Sylvaine, comment peut-on être déçu par une chose que l’on ne connaît pas à priori (l'auteur et son style) ? Ouvrir un livre et se laisser porter par le récit sans préjuger, sans imaginer dès l’abord le mal que l’on pourrait en dire ! Comment donc … sauf à avoir soi-même des prétentions à l’écriture et à avoir sans doute abandonné sa vocation … ce roman en parle aussi d’ailleurs.
dimanche 17 février 2013 à 08h55
Cher Rainer,
arrêtons-nous un instant sur votre commentaire si vous le permettez... comment peut-on dans le même paragraphe faire l'inverse de ce que l'on prône ?
Sur Biblioblog, tous les avis de lecteurs ont toujours été les bienvenus, du moment qu'on ne remette pas en question le ressenti des autres. Ainsi, vous avez aimé (et plus qu'aimé) cet ouvrage, tout comme Dédale, la rédactrice de ce billet.
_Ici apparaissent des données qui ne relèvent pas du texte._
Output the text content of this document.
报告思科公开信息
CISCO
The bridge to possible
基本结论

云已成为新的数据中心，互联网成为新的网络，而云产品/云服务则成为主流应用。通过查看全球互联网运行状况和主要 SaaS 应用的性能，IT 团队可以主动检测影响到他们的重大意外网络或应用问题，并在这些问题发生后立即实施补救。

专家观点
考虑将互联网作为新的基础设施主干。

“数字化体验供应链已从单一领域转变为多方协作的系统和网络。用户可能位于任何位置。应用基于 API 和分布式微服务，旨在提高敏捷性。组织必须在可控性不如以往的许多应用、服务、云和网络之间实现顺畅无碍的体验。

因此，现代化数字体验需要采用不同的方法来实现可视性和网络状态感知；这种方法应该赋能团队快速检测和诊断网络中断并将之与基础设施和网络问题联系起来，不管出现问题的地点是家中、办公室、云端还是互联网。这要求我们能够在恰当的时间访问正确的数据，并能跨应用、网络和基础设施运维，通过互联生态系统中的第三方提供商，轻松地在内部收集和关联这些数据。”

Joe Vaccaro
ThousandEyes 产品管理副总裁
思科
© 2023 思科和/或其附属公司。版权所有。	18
Vous venez l'exprimer ici (avec tellement d'emphase d'ailleurs que l'on pourrait un instant s'interroger sur vos motivations) et c'est très bien.
Mais quel besoin dans votre dernier paragraphe de vous en prendre ainsi à l'une des commentatrices. Elle dit l'avoir lu et pas aimé. Cela ne vous ai jamais arrivé ? De prendre un livre, avec les meilleures intentions du monde, et être au final déçu que la rencontre ne se soit pas faite. Inutile de vouloir être romancier pour cela... Et inutile de votre part de vous montrer méprisant de la sorte.
mardi 19 février 2013 à 15h11
Chers Biblioblogeurs,
Mille excuses pour mon agacement et non mon mépris. Pour autant, si l’on admet qu’écrire un roman, des poèmes, du théâtre est un acte d’engagement, admettons aussi que porter une critique ne l’est pas moins. Le commentaire que j’ai tenté de contredire m’est apparu bref et fort peu argumenté, voire inutilement méchant dans le ton : « loin d'être à la hauteur du sujet évoqué. dommage !». Il m’a également semblé que Dédale en révisait sa propre critique en revenant sur son allant initial. Il n’est évidemment pas question ici de demander à tout un chacun d’encenser ce qu’il n’aime pas, ni de se taire s’il a un point de vue à défendre mais il me semble qu’une critique, quel qu’en soit le fond, peut être encourageante.
mardi 19 février 2013 à 16h33
Rainer M, vous dites : mais il me semble qu’une critique, quel qu’en soit le fond, peut être encourageante. C'est pour cela que je n'ai pas approfondi sur l'écriture, qui au demeurant ne m'a pas bloquée dans ma découverte. Pas envie non plus d'être exhaustive. J'ai pris l'ensemble tel quel et je patiente tranquillement pour le second roman
dimanche 30 juin 2013 à 18h53
Je regrette que les vers de Heine n'aient été traduits.
dimanche 18 août 2013 à 12h46
Filori, j'espère que l'éditeur lira un jour votre requête.